MEDAN, KOMPAS — Gempa bumi berkekuatan M 6,1 mengguncang Kabupaten Simeulue, Aceh, Selasa (3/3/2026). Tidak ada laporan kerusakan atau korban akibat gempa itu. Gempa bumi dangkal akibat aktivitas subduksi Lempeng Indo-Australia menunjam ke Lempeng Eurasia itu tidak berpotensi tsunami.
Pelaksana Tugas Direktur Gempa Bumi dan Tsunami Badan Meteorologi, Klimatologi, dan Geofisika (BMKG) Rahmat Triyono menjelaskan, pusat gempa itu berlokasi di laut pada jarak 69 kilometer arah tenggara Sinabang, Aceh, pada kedalaman 26 km.
”Hasil analisis mekanisme sumber menunjukkan bahwa gempa bumi memiliki mekanisme pergerakan naik atau thrust fault,” kata Rahmat.

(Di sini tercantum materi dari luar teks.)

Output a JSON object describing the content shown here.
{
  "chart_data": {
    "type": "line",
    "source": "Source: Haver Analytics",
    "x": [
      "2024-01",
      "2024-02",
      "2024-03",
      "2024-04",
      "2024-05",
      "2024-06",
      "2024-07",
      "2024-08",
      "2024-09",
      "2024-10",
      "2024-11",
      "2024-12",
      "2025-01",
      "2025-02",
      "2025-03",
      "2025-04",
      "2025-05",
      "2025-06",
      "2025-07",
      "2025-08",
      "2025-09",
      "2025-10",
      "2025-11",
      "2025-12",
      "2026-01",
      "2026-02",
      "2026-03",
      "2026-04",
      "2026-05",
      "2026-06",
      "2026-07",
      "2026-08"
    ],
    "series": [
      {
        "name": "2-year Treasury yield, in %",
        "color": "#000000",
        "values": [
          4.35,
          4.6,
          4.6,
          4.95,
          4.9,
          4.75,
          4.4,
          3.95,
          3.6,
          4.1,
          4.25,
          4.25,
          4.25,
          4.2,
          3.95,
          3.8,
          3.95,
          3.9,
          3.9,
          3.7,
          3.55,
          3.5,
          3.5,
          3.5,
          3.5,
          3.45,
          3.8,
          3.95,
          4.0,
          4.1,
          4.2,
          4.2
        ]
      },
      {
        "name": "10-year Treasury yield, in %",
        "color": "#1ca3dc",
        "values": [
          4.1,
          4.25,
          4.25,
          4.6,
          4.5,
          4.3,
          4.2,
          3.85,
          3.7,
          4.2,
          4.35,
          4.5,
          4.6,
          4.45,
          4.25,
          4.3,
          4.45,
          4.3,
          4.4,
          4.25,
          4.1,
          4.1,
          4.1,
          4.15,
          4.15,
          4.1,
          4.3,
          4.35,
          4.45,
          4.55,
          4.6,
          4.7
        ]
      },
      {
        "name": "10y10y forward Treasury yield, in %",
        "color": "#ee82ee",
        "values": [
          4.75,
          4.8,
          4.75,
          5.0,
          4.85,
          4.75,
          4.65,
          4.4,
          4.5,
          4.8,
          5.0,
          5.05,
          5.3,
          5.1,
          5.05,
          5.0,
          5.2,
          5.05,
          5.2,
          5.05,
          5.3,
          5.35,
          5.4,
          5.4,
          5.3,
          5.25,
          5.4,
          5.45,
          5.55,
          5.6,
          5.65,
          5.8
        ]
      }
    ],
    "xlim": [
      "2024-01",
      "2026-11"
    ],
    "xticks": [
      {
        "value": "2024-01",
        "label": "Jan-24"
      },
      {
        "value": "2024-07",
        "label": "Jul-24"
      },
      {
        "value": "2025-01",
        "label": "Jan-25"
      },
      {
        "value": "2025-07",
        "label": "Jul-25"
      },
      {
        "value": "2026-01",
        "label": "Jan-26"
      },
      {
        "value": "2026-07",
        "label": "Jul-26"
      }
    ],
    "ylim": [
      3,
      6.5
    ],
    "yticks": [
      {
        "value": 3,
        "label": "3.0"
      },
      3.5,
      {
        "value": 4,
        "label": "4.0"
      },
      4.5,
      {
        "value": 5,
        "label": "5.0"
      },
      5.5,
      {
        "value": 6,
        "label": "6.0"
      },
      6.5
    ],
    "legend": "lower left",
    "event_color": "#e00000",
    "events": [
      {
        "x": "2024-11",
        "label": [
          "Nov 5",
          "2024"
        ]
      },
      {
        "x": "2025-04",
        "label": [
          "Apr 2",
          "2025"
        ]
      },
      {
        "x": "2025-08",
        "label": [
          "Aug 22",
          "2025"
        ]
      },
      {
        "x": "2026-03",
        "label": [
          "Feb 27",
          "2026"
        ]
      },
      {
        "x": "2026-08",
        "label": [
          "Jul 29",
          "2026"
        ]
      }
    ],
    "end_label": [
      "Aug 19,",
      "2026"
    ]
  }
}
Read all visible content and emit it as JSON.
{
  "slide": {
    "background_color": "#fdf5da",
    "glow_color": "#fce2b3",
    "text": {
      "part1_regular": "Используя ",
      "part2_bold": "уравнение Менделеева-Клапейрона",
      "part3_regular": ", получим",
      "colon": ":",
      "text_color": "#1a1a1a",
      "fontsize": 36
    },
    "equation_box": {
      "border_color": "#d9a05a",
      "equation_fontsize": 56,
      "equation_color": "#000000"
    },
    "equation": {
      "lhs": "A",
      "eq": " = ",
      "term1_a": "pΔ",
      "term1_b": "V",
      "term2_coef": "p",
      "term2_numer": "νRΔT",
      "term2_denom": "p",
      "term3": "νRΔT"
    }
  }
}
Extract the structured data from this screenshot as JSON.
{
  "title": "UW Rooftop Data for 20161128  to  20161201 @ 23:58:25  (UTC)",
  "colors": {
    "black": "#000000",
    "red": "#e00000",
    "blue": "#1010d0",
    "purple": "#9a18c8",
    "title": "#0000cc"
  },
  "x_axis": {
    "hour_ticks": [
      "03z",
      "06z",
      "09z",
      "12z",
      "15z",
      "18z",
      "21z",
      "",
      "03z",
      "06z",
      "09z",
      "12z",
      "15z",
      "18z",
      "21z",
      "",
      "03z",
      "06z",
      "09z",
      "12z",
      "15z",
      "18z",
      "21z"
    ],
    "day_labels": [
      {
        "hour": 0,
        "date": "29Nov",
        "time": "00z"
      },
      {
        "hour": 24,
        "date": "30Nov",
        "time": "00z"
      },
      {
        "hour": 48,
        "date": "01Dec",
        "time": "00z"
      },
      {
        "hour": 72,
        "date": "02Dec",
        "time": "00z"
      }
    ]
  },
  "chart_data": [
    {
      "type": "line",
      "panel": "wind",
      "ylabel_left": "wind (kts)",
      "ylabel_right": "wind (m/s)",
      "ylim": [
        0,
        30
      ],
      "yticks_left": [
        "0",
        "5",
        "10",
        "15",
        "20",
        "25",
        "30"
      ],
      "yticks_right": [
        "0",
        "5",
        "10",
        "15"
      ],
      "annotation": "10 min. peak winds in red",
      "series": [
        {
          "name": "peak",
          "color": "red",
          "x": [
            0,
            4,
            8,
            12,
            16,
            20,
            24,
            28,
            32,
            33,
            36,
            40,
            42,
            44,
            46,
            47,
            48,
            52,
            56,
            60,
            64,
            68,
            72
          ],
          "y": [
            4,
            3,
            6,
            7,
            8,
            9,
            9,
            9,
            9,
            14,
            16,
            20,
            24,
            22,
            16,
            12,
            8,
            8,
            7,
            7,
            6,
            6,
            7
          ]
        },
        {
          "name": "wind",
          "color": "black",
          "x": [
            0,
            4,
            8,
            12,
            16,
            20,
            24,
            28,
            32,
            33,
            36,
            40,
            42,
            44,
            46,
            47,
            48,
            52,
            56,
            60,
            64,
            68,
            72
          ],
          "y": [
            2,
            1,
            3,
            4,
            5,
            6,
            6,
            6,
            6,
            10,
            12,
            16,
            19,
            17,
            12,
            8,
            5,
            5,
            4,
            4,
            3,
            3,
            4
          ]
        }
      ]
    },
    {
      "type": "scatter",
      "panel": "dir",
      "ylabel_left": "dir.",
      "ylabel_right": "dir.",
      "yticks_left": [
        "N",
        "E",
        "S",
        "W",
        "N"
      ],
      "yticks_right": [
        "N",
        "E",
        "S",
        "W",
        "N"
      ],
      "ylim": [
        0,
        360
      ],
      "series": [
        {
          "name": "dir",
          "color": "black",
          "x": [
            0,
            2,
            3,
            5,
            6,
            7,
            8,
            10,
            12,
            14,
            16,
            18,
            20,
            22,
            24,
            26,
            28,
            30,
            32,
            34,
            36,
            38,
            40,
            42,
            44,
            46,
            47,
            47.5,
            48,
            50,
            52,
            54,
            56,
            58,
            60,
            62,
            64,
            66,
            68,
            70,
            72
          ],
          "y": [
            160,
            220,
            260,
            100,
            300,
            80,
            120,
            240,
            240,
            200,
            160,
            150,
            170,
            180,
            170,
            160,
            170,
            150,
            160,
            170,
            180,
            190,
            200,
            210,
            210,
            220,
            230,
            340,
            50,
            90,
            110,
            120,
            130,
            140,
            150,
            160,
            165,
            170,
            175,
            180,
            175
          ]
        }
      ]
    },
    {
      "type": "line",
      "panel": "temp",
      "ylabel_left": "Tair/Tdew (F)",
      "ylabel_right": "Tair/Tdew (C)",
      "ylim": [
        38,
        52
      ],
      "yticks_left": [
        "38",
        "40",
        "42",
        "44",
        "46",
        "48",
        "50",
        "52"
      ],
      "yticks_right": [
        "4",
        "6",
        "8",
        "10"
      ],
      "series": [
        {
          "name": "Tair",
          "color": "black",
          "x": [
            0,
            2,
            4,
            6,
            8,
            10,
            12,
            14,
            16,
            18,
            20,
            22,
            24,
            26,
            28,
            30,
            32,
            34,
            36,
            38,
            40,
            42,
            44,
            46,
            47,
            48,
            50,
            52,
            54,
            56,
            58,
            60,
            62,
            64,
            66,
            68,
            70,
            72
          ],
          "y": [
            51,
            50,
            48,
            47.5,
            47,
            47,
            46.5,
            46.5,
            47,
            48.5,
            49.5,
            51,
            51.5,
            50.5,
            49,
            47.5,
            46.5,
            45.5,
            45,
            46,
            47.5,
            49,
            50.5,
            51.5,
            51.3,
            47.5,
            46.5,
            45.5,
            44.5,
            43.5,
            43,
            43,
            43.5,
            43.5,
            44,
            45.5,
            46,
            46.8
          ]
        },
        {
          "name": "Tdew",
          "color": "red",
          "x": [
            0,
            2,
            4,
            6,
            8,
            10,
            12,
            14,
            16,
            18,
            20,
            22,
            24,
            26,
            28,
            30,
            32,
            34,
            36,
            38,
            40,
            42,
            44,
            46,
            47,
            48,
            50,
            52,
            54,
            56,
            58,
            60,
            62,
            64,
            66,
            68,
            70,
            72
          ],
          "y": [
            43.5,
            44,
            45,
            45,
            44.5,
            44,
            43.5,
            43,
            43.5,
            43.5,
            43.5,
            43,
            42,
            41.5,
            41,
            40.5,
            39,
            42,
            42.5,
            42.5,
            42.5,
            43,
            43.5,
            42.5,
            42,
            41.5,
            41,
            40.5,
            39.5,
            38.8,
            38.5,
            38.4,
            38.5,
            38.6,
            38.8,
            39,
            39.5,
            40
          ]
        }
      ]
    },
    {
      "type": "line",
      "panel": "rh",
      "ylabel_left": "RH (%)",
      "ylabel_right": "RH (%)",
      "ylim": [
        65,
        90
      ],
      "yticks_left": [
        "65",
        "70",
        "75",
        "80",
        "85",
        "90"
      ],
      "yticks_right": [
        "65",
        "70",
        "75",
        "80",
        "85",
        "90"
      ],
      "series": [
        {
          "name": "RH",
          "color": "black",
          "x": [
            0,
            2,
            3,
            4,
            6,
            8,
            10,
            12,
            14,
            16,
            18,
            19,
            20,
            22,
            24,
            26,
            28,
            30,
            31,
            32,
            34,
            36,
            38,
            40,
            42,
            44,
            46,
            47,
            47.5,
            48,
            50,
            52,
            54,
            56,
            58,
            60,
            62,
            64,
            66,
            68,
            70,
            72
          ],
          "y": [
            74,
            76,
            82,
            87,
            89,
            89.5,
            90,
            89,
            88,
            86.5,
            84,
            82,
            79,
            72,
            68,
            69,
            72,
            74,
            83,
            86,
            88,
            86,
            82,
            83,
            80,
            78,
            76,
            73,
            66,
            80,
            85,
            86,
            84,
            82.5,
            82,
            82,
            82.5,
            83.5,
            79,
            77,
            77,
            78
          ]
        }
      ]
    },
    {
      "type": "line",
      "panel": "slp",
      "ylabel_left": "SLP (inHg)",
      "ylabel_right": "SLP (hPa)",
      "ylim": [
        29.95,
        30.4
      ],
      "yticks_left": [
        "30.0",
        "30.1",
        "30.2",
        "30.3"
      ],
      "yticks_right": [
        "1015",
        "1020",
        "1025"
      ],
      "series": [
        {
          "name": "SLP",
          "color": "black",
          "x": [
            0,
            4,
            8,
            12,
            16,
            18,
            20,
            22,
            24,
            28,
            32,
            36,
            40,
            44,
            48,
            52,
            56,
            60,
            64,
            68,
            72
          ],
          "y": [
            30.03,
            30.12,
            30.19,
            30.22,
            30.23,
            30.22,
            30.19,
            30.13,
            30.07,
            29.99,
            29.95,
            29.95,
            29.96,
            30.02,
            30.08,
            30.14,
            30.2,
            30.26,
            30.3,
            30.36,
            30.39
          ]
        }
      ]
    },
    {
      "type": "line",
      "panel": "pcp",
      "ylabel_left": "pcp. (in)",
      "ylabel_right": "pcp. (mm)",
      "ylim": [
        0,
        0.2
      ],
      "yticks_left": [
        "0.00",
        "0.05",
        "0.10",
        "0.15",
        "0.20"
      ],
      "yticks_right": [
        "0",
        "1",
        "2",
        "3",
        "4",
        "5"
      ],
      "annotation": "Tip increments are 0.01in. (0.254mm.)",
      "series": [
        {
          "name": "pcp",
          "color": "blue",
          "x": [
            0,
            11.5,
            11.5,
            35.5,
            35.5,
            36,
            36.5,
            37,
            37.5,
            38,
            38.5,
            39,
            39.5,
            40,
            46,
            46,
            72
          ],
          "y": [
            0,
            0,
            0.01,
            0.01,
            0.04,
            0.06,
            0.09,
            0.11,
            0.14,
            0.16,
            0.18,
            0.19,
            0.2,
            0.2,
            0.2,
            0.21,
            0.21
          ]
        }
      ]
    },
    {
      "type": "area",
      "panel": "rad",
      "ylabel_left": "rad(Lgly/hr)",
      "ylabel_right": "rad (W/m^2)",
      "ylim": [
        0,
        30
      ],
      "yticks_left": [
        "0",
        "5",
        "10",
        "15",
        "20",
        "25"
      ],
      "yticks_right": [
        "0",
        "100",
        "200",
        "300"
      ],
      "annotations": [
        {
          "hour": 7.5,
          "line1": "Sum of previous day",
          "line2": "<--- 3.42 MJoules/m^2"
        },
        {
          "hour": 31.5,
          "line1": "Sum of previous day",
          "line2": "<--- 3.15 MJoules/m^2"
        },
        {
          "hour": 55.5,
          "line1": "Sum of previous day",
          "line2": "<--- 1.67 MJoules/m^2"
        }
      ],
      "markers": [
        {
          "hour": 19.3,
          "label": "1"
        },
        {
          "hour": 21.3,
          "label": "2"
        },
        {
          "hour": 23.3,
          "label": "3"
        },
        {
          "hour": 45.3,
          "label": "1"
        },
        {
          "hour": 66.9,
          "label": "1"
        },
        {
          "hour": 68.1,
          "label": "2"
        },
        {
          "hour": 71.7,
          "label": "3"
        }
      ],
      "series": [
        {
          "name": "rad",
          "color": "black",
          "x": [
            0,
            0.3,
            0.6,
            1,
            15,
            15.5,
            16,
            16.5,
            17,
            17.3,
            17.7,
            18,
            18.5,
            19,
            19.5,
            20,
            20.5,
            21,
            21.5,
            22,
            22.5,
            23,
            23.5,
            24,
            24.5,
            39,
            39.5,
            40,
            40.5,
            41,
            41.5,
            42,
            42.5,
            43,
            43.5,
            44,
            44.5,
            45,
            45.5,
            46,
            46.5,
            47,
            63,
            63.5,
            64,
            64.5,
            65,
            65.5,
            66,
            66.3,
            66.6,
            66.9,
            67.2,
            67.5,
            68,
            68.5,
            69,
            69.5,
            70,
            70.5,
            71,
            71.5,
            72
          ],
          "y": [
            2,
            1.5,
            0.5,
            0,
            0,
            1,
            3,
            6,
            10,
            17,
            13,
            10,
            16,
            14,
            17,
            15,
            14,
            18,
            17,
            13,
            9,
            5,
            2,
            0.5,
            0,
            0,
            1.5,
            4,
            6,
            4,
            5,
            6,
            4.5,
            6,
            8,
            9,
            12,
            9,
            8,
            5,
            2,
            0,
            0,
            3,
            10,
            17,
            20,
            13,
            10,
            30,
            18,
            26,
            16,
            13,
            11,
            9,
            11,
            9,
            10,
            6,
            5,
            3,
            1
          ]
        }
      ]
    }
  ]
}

Rahmat menyebut, gempa utama terjadi pada pukul 11.56 WIB dengan laporan awal berkekuatan M 6,4. Hasil analisis BMKG menunjukkan gempa bumi ini memiliki parameter update dengan magnitudo M 6,1.
Gempa bumi ini berdampak dan dirasakan di daerah Aceh Singkil, Aceh Barat Daya, Nagan Raya, dan Simeulue dengan skala intensitas IV MMI. Gempa pada skala ini dirasakan orang banyak di dalam rumah jika terjadi pada siang hari.
Gempa juga dirasakan di daerah Nias dan Pinangsori dan daerah Sumut lainnya dengan skala intensitas lebih rendah. ”Hasil pemodelan menunjukkan bahwa gempa bumi ini tidak berpotensi tsunami,” kata Rahmat.
Hingga pukul 12.18 WIB, hasil monitoring BMKG menunjukkan adanya satu aktivitas gempa bumi susulan dengan kekuatan M3,2.
Ajmal Arif, warga Desa Samai, Kecamatan Teluk Dalam, Simeulue, mengatakan, warga panik saat gempa mengguncang Simeulue. ”Kami keluar rumah setelah merasakan guncangan gempa,” kata Arif.
Gempa membuat sejumlah perabotan rumah tangga seperti lemari dan rak piring berguncang. Akan tetapi, kata Ajmal, gempa tidak menyebabkan kerusakan. Setelah beberapa saat, warga kembali lagi beraktivitas seperti biasa.
Berdasarkan buku Sumber Gempa Nasional 2024, zona subduksi (megathrust) Sumatera dibagi menjadi enam segmen berdasarkan karakteristik geologi dan geofisika.
Segmen tersebut meliputi Aceh-Andaman sepanjang 1.300 km, segmen Nias-Simeulue sepanjang 390 km, segmen Batu sepanjang 70 km, Mentawai-Siberut 300 km, Mentawai-Pagai 270 km, dan Enggano-Selat Sunda 420 km (Kompas, 27/11/2026).
Menurut Guru Besar Seismologi Institut Teknologi Bandung Sri Widiyantoro, dalam peluncuran buku Sumber Gempa Nasional 2024, telah diidentifikasi 129 sumber gempa baru di Indonesia. Sejauh ini, terdapat 401 sumber gempa di daerah-daerah Indonesia yang sudah dipetakan, tetapi diperkirakan masih banyak sumber gempa lain yang belum diketahui.
Terkait sumber gempa bumi di zona megathrust Sumatera, salah satu yang dikhawatirkan karena dianggap sudah mendekati siklusnya adalah segmen Mentawai-Siberut. Segmen ini bisa memicu gempa hingga kekuatan M 8,9.